The two risks I worry most about these days?

Geopolitical fragmentation. Taken to a certain extreme, this would break the idea of a globally diversified equity portfolio.

A major spike in inflation. This would break the traditional 60/40 portfolio, at least in real terms.

These risks don’t just represent asset price volatility. They represent regime changes. They represent changes in the relationships between financial assets–changes in financial gravity. My friend Ben Hunt has written what I think is the best piece about what an inflationary regime change means for investors. The short version is that it’s the death of the long bond as an effective diversifier.

Geopolitical risk is trickier. I’m extremely skeptical anyone can effectively handicap geopolitical risk. It’s not something you predict. It’s something you observe. You deal with it when it manifests in the real world, as it happens. Of course, in theory you can hedge this kind of risk. The folks who sell this protection aren’t usually in the habit of giving it away at firesale prices, though I guess it never hurts to check around. Every once in a while you will find something stupid cheap like VIX calls circa 2017 and early 2018.
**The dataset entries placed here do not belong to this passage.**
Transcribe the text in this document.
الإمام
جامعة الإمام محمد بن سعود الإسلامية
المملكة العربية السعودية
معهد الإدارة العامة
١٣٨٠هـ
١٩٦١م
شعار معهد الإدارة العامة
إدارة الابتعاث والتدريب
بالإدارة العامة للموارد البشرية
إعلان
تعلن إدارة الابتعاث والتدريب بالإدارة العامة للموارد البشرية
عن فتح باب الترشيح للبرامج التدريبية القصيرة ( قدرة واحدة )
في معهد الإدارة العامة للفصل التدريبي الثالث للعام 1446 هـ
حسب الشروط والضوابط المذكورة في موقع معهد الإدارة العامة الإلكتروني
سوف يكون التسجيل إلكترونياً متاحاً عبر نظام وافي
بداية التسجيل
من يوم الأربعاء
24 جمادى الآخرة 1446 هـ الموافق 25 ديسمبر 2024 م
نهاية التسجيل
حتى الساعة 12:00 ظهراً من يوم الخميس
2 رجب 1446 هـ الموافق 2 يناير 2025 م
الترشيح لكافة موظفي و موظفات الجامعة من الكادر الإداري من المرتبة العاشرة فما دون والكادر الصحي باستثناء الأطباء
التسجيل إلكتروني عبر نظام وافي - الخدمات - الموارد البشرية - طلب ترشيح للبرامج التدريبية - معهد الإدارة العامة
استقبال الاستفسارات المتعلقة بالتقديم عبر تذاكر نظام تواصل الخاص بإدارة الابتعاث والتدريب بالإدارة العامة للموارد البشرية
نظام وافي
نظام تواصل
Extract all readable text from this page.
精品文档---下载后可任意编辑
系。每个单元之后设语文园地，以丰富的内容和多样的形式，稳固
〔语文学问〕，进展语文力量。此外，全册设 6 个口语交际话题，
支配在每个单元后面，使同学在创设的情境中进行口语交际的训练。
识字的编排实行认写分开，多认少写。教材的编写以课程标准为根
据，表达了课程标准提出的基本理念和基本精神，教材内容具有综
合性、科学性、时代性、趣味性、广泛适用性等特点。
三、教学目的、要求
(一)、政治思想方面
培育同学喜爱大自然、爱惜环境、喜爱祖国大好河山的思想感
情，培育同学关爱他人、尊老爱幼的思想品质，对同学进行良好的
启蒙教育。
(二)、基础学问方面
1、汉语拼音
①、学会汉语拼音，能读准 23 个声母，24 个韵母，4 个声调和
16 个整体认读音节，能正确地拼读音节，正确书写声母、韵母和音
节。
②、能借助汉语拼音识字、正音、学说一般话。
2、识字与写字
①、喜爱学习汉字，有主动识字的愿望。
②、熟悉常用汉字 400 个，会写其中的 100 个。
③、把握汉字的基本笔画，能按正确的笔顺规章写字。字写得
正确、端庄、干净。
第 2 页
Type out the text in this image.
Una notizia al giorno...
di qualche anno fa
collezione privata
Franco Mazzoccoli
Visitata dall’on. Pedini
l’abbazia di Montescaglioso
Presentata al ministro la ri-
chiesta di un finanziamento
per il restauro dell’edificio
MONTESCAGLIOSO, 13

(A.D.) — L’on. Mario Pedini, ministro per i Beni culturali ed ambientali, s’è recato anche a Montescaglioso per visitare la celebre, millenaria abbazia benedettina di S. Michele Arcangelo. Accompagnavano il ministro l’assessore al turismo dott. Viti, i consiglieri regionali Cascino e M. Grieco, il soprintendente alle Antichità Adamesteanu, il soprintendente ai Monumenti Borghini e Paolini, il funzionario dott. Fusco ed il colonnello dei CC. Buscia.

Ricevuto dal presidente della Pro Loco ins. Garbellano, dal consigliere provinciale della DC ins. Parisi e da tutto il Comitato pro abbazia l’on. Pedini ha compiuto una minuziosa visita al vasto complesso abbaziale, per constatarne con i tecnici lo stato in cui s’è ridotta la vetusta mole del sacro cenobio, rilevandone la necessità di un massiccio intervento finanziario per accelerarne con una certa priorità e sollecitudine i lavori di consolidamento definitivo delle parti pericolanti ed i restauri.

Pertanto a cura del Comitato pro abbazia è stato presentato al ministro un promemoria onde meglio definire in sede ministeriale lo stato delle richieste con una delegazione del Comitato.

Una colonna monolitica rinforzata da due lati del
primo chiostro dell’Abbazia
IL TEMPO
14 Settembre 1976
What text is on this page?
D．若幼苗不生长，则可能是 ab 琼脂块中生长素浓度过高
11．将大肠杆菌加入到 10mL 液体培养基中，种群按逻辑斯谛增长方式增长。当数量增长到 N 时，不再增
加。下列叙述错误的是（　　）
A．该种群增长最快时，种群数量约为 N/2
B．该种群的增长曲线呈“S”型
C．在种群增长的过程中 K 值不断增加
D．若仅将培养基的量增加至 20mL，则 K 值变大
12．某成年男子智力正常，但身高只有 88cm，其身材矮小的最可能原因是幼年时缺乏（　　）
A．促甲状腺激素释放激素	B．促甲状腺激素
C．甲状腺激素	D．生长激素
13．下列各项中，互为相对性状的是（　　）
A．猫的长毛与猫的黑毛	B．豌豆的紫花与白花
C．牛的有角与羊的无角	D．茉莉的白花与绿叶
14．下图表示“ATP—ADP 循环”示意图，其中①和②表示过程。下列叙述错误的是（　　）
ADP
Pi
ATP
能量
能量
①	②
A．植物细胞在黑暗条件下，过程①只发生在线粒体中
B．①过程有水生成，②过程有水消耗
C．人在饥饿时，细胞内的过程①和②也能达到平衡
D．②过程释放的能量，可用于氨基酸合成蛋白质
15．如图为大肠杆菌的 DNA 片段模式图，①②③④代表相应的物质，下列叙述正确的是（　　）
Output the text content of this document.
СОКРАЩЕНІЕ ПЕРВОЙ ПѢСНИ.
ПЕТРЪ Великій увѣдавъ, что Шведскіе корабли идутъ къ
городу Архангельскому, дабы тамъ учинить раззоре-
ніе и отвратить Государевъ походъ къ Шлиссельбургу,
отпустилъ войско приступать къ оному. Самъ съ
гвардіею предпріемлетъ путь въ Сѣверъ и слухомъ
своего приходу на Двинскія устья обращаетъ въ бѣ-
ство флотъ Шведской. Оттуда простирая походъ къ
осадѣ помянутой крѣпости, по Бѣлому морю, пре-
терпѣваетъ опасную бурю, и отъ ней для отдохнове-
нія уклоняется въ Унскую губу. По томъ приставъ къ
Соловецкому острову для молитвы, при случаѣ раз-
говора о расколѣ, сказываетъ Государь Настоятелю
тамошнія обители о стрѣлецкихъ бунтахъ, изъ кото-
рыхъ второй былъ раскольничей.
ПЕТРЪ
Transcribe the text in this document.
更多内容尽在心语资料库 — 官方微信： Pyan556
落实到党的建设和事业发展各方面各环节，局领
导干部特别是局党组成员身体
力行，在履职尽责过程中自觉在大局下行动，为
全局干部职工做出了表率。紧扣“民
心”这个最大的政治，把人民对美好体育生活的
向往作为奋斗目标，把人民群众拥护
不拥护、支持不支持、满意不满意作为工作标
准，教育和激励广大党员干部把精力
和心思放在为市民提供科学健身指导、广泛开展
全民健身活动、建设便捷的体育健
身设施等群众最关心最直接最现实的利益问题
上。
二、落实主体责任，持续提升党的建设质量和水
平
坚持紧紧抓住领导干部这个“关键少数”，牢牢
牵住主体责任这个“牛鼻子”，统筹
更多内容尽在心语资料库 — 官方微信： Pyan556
There is another factor in play here that I don’t consider so much a “risk” as a “force” that acts on everything else. That is fiscal and monetary policymaking–particularly monetary policymaking. Our friendly neighborhood central bankers have made it overwhelmingly clear they intend to remain supportive of financial markets. This will shape the market regime and therefore the relationships between financial assets. Like geopolitical risk, it’s not something you can effectively handicap. As I’ve written elsewhere:

Fed Watching is the ultimate reflexive sport. If you believe there is some kind of capital-T objective Truth to be found in Fed Watching, I am sorry to be the one to tell you but you are one of the suckers at the table. The Fed knows we all know that everyone knows the information content of Jay Powell’s statements is high. (We call them Fed Days, for god’s sake) The Fed plays the Forward Guidance Game accordingly. Sometimes it uses its “data” and “research.” Sometimes it speaks through one of its other hydra heads. The tools and tactics vary, but they’re all deployed to the same end: to shape the subjective realities of various economic and political actors.

I am critical of the current approach to monetary policymaking both in the United States and abroad. However, I do not think shorting the world or sitting 100% in cash or gold is a particularly good strategy. Two reasons:

  1. If the world ends you are probably not going to have much fun collecting on your bet because it will be the end of the global financial system as we know it. You’re better off investing in guns and ammo and maybe a bunker somewhere to express this view.
  2. You are betting against the combined fiscal and monetary policymaking apparatuses of every country in the world. Kind of like shorting a stock where the CEO has unlimited cash available to buy back stock.

Personally, I’m doing my best to balance cautious optimism with a healthy amount of paranoia.